The "Effect" Effect of the 2008 General Election
The Bradley Effect. The Reverse Bradley Effect. The Box Effect [www.rrstar.com], The Obama Effect [www.weeklystandard.com]. The Coattail Effect [www.wausaudailyherald.com]. The Presidential Election Effect [www.marketwatch.com]. The Bandwagon Effect [www.politico.com]
It seems that these days everyone is finding ways to capture the idea that this particular presidential election will generate a variety of responses among the voters. As if we don’t already understand that this election will have many significant effects on all of us, politicians, economists and pundits are working hard to slap all kinds of silly names on patterns that may or may not occur on November 4 and the days leading up to it. They seem to have fallen into the American trap of over-diagnosis and hyper-naming. Looks like we have another patch of I Need To Be the First To Label This Bitch Before Anyone Else Does Syndrome. Oops, there it goes again!
It’s not just the people coming up with these “effects,” however, who are addicted to them, it’s also the rest of us who eat ‘em up. It makes us feeling like we understand the indiscernible. Buying into these trends and labels makes us feel like we are part of a larger discourse. It makes us feel like maybe if we identify it, we can control it.

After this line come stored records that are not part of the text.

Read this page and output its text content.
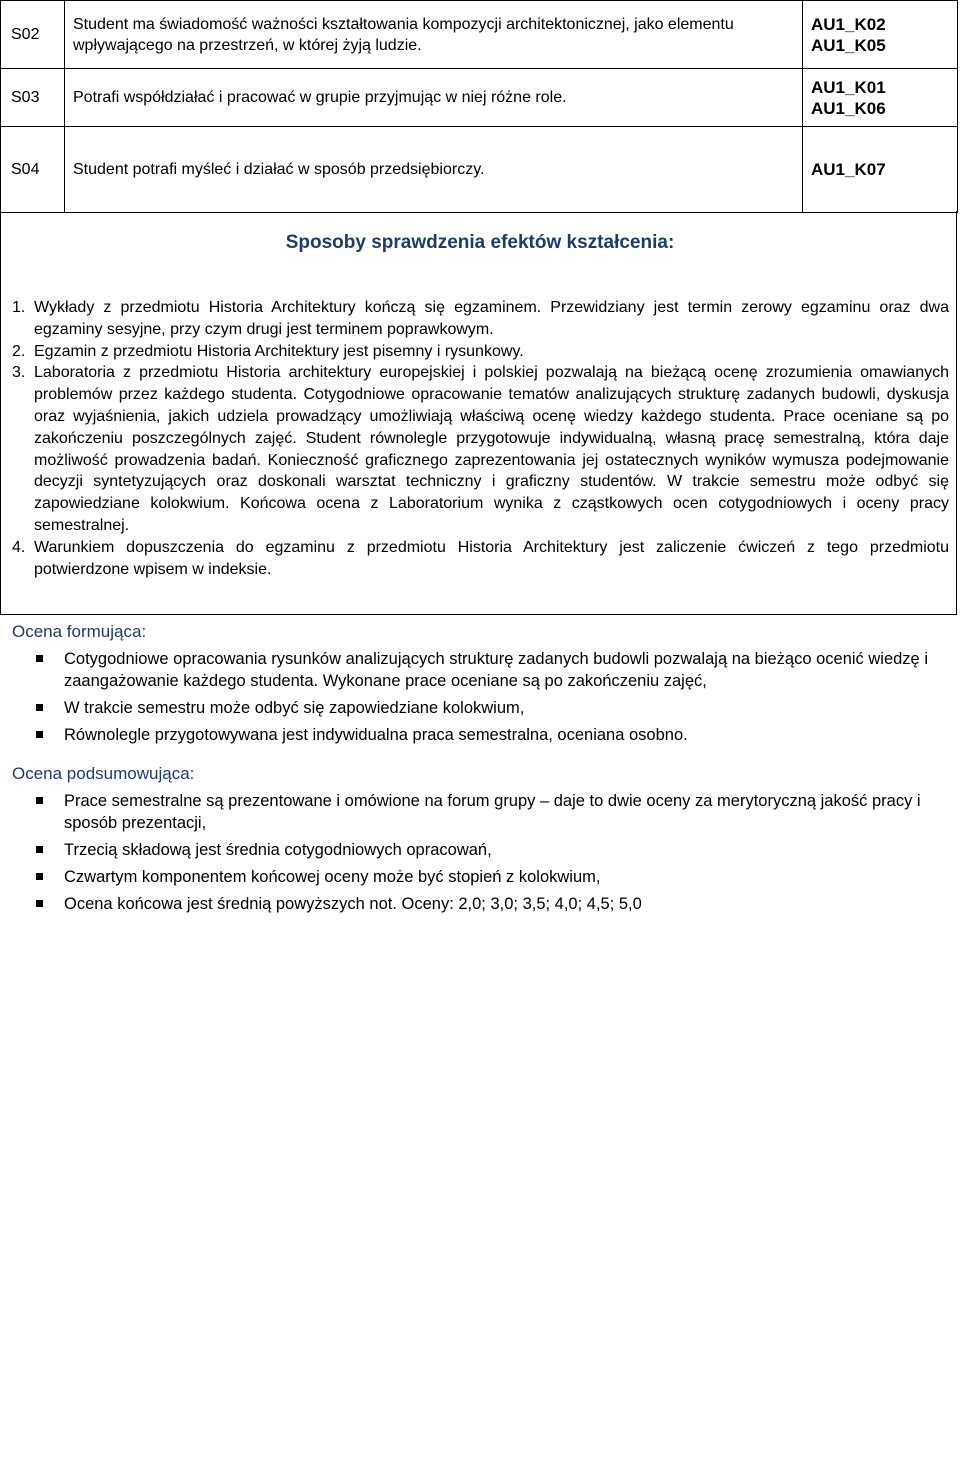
S02	Student ma świadomość ważności kształtowania kompozycji architektonicznej, jako elementu wpływającego na przestrzeń, w której żyją ludzie.	AU1_K02
AU1_K05

S03	Potrafi współdziałać i pracować w grupie przyjmując w niej różne role.	AU1_K01
AU1_K06

S04	Student potrafi myśleć i działać w sposób przedsiębiorczy.	AU1_K07
Sposoby sprawdzenia efektów kształcenia:
1. Wykłady z przedmiotu Historia Architektury kończą się egzaminem. Przewidziany jest termin zerowy egzaminu oraz dwa egzaminy sesyjne, przy czym drugi jest terminem poprawkowym.
2. Egzamin z przedmiotu Historia Architektury jest pisemny i rysunkowy.
3. Laboratoria z przedmiotu Historia architektury europejskiej i polskiej pozwalają na bieżącą ocenę zrozumienia omawianych problemów przez każdego studenta. Cotygodniowe opracowanie tematów analizujących strukturę zadanych budowli, dyskusja oraz wyjaśnienia, jakich udziela prowadzący umożliwiają właściwą ocenę wiedzy każdego studenta. Prace oceniane są po zakończeniu poszczególnych zajęć. Student równolegle przygotowuje indywidualną, własną pracę semestralną, która daje możliwość prowadzenia badań. Konieczność graficznego zaprezentowania jej ostatecznych wyników wymusza podejmowanie decyzji syntetyzujących oraz doskonali warsztat techniczny i graficzny studentów. W trakcie semestru może odbyć się zapowiedziane kolokwium. Końcowa ocena z Laboratorium wynika z cząstkowych ocen cotygodniowych i oceny pracy semestralnej.
4. Warunkiem dopuszczenia do egzaminu z przedmiotu Historia Architektury jest zaliczenie ćwiczeń z tego przedmiotu potwierdzone wpisem w indeksie.
Ocena formująca:
Cotygodniowe opracowania rysunków analizujących strukturę zadanych budowli pozwalają na bieżąco ocenić wiedzę i zaangażowanie każdego studenta. Wykonane prace oceniane są po zakończeniu zajęć,
W trakcie semestru może odbyć się zapowiedziane kolokwium,
Równolegle przygotowywana jest indywidualna praca semestralna, oceniana osobno.
Ocena podsumowująca:
Prace semestralne są prezentowane i omówione na forum grupy – daje to dwie oceny za merytoryczną jakość pracy i sposób prezentacji,
Trzecią składową jest średnia cotygodniowych opracowań,
Czwartym komponentem końcowej oceny może być stopień z kolokwium,
Ocena końcowa jest średnią powyższych not. Oceny: 2,0; 3,0; 3,5; 4,0; 4,5; 5,0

But we’ll take whatever sense of security we can get, even if it’s false, if it can help us alleviate our pre-election jitters.
One of the latest “effects” that people are posturing may take place on November 4 is the “bandwagon effect.” This plays on the idea that many of us process a “fear of missing out” or being the “other” and that deep down we all have a desire to be a part of a team, and ideally, the winning team.
The “bandwagon effect” is sort of like fair-weather voting.
“The original bandwagon theory is that people don’t want to miss the party. There will be somebody in the end who says, ‘I don’t want to vote for him because he’s black, but McCain’s going to lose so I’ll vote for him to tell my grandkids I did,’” Samuel Popkin, a political scientist at the University of California, San Diego told Politico [www.politico.com].
Perhaps if all of these “effects” are indeed in effect on November 4, there may be no effect at all.